Filed under programming

Tags python unittesting mocking opensource


Sometimes you come across a code-base which has no unit-tests. This makes contributing to the project risky. If an application has not been written with unit-tests in mind from the beginning, it is often very difficult to add them later on. This article takes one such project and uses the fantastic unittest.mock Python module to add tests without modifying the code.


From personal experience with old code-base maintainance, projects become hard to unit-test for four main reasons:

  • Violations of Demeter's Law.
  • Fuzzy borders between the main application code and external I/O (like stdout, databases, network services, ...).
  • Hidden global state.
  • Function-call side-effects / non-pure functions.

There are other reasons, but these are by far the ones I've ran across the most.


The following article mentions the open-source project munin-influxdb. It is only taken as illustrative example and I do not intend to paint this in a bad light.

As a starting point, we'll look at commit 8b6b4efca of munin-influxdb.

THe project confronts us with several challenges:

Challenge 1 - No Clear Entry-Point

The project contains a shell-script and separate modules in the bin subfolder.

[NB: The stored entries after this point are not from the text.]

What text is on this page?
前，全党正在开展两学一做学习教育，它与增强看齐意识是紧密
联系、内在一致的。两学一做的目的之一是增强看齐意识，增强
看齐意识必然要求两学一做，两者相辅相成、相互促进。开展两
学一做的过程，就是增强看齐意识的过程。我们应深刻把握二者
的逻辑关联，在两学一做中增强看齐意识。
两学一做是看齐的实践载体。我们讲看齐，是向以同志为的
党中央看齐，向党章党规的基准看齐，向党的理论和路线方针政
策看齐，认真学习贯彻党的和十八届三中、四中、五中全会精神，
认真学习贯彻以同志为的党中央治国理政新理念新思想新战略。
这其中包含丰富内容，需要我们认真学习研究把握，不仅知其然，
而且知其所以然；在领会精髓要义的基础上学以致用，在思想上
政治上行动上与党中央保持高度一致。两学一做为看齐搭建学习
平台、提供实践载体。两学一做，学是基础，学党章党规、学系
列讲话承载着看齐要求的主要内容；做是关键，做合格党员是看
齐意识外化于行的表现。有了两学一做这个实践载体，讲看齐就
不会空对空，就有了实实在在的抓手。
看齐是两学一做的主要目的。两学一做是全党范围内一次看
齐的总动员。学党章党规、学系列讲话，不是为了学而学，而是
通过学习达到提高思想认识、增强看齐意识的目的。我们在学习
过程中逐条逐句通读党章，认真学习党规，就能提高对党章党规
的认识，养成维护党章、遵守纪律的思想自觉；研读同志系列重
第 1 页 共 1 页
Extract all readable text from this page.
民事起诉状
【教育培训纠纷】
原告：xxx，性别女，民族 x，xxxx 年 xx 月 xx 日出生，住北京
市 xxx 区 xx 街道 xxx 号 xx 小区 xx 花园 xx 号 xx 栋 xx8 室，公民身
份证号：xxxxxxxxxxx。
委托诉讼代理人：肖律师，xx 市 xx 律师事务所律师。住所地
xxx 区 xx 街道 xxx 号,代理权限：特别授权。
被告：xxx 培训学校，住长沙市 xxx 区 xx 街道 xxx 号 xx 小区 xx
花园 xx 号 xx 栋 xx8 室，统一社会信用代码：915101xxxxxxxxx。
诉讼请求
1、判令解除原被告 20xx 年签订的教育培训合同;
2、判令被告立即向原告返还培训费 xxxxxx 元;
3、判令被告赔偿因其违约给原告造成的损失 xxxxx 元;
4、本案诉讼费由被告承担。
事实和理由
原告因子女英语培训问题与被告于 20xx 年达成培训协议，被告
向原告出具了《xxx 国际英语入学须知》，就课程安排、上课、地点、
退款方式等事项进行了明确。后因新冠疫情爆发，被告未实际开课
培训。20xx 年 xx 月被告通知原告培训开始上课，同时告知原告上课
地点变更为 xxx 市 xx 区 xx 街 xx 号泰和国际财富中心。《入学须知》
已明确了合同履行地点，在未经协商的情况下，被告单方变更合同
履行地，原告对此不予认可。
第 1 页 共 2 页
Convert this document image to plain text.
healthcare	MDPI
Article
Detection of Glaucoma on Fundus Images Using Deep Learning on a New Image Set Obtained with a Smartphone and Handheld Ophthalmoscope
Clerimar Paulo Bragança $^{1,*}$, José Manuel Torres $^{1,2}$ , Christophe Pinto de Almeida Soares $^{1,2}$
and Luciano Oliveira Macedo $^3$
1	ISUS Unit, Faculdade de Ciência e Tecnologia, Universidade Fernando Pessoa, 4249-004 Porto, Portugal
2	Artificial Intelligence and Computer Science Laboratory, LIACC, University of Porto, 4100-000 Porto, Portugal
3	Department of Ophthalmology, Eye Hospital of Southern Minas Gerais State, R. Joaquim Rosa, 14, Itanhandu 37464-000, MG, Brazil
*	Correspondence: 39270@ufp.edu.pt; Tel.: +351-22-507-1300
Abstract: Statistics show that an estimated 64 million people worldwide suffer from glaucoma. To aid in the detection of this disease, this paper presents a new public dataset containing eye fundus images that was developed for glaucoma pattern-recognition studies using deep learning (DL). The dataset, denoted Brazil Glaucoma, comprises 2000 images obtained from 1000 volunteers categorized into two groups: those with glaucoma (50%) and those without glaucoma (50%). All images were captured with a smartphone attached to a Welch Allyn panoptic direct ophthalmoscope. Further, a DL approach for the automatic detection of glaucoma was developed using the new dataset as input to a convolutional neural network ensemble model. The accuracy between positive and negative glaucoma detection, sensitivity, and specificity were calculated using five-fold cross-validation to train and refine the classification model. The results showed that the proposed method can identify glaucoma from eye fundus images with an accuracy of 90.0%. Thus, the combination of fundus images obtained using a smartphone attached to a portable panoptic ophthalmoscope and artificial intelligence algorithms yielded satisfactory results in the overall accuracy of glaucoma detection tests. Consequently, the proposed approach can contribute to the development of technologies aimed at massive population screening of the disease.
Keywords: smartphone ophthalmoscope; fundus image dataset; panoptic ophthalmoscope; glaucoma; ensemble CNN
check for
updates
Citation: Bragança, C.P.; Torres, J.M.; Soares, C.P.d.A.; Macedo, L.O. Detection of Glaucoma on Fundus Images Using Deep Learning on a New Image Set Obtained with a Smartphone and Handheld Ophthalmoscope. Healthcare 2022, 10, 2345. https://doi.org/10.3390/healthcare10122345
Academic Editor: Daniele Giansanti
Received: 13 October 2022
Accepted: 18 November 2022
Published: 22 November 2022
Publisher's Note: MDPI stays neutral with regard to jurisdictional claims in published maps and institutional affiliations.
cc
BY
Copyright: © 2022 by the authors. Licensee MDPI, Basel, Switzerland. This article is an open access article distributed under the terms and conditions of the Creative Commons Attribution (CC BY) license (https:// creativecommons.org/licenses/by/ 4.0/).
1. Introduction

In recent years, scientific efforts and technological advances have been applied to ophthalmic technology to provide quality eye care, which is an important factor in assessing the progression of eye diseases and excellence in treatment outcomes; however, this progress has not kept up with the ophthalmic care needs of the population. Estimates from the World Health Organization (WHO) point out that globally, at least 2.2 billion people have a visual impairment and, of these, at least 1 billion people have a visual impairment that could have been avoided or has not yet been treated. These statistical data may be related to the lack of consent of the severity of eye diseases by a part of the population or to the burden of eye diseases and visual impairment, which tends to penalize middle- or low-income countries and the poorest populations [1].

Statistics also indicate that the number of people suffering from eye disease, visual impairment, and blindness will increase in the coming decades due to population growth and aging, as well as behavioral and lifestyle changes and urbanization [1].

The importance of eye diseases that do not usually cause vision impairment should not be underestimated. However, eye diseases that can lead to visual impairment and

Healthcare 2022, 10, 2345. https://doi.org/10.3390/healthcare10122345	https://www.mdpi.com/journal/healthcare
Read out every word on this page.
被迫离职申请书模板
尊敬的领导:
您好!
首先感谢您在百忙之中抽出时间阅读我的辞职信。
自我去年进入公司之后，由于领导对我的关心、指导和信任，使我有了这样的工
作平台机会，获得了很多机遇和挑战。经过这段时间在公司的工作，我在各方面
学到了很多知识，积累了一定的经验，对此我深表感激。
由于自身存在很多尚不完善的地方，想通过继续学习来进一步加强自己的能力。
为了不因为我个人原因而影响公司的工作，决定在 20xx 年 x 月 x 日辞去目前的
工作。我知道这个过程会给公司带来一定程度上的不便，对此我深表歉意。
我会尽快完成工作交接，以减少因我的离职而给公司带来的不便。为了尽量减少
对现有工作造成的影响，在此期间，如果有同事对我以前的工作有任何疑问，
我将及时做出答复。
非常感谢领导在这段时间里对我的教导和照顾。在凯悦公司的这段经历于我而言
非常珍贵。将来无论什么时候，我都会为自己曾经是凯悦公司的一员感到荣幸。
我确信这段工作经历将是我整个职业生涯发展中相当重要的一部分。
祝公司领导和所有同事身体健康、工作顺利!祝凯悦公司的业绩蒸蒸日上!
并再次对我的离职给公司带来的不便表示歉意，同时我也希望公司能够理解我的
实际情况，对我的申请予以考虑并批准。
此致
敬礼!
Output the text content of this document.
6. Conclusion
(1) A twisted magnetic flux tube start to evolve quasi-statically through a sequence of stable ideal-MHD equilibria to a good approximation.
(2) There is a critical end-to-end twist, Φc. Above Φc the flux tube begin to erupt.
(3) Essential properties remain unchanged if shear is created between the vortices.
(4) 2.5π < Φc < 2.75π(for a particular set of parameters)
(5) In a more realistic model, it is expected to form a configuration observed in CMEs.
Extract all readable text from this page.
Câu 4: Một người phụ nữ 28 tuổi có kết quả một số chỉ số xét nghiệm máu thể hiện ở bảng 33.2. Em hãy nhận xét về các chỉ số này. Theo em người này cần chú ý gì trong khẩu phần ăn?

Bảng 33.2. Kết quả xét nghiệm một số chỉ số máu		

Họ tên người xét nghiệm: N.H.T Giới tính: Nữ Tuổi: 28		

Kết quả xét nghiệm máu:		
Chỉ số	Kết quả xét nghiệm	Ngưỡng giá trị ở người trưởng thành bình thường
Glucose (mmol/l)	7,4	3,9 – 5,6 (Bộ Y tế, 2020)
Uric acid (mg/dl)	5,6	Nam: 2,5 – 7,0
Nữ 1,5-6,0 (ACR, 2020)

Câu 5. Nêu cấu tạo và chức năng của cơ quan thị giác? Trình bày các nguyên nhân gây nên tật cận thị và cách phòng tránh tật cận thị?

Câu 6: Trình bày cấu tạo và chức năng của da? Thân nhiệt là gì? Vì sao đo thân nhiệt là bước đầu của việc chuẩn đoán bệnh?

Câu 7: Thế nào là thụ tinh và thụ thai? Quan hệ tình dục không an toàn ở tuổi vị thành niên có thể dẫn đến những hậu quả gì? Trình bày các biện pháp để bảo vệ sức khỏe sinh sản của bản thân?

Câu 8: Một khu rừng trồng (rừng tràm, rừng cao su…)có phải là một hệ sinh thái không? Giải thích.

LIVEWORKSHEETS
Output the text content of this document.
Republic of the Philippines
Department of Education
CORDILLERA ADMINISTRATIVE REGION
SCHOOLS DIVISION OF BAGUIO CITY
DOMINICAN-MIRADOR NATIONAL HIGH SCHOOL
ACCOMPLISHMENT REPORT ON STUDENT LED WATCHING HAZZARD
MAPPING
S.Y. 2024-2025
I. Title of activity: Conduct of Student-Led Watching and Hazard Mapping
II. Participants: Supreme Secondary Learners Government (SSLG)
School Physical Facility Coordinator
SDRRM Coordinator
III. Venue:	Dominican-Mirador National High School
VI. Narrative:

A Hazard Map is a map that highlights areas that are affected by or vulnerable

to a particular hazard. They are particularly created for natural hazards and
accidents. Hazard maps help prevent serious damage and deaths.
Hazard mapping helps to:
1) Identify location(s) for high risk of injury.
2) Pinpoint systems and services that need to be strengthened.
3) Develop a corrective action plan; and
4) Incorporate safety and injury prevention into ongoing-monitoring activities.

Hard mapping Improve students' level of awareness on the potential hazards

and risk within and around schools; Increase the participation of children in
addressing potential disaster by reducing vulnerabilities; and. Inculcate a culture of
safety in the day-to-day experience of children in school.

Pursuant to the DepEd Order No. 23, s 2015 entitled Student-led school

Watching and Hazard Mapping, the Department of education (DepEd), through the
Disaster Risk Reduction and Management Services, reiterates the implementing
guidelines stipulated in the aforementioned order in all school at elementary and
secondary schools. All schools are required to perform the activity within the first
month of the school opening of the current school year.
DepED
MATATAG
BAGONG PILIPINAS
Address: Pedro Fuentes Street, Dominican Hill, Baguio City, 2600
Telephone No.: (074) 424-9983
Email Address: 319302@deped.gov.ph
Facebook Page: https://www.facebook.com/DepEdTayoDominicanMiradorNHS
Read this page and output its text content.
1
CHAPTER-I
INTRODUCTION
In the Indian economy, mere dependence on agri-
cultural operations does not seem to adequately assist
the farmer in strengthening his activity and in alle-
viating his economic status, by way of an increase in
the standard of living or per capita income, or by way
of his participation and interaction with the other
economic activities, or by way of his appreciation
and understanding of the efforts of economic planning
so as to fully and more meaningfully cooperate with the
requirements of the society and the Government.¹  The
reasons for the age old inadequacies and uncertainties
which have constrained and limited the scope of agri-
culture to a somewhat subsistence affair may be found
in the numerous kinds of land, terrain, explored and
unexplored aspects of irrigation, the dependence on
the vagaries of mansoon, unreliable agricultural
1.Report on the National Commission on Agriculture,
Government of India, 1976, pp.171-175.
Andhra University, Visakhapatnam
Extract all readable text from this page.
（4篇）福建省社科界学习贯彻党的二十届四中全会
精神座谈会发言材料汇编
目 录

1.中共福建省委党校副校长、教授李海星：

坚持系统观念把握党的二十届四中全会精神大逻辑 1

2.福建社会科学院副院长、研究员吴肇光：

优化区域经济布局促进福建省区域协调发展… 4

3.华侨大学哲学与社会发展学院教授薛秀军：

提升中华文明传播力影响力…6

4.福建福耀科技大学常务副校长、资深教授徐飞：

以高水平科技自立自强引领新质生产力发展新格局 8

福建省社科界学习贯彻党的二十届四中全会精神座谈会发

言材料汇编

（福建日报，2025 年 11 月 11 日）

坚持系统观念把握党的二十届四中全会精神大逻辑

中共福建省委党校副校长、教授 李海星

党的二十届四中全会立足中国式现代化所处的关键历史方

Additionally, the module does not define any entry_points


  • As nothing is packaged probably it becomes non-trivial to install. Neither in an isolated virtual environment, nor on the system.
  • Testing the main entry-point becomes more difficult as it is a bash script.


Move the scripts from the bin folder into the project itself, and remove the muninflux shell script. Use the argparse module to provide a well-known "UI" to the end user. This has been achieved between commit 8b6b4efca and acea4515f.

Challenge 2 - Global State

In order to add unit-tests it is important that one can look at a piece (a "unit") of code and can say what it's doing without looking through other parts of the code. The project makes this difficult in it's current state. It makes use of a Settings class containing key/value pairs which are populated at run-time by various methods, and are not known in advance. If there's a function taking a Settings instance as argument it's not trivial to "guess" the structure of that instance to be able to run the function.